The Article: Public universities should be free by Aaron Brady in Al Jazeera.

The Text: Public education should be free. If it isn’t free, it isn’t public education.

This should not be a controversial assertion. This should be common sense. But Americans have forgotten what the “public” in “public education” actually means (or used to mean). The problem is that the word no longer has anything to refer to: This country’s public universities have been radically transformed. The change has happened so slowly and so gradually — bit by bit, cut by cut over half a century — that it can be seen really only in retrospect. But with just a small amount of historical perspective, the change is dramatic: public universities that once charged themselves to open their doors to all who could benefit by attending — that were, by definition, the public property of the entire state — have become something entirely different.

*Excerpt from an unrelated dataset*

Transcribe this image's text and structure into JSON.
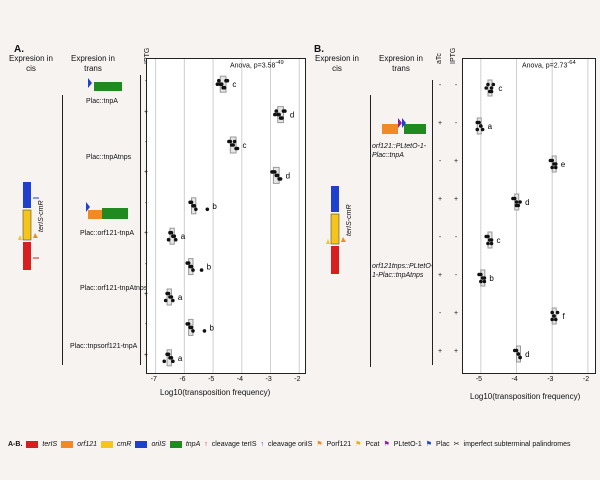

What we still call public universities would be more accurately described as state-controlled private universities — corporate entities that think and behave like businesses. Whereas there once was a public mission to educate the republic’s citizens, there is now the goal of satisfying the educational needs of the market, aided by PR departments that brand degrees as commodities and build consumer interest, always with an eye to the bottom line. And while public universities once sought to advance the industry of the state as a whole, with an eye to the common good, shortfalls in public funding have led to universities’ treating their research capacity as a source of primary fundraising, developing new technologies and products for the private sector, explicitly to raise the money they need to operate. Conflicts of interest are now commonplace.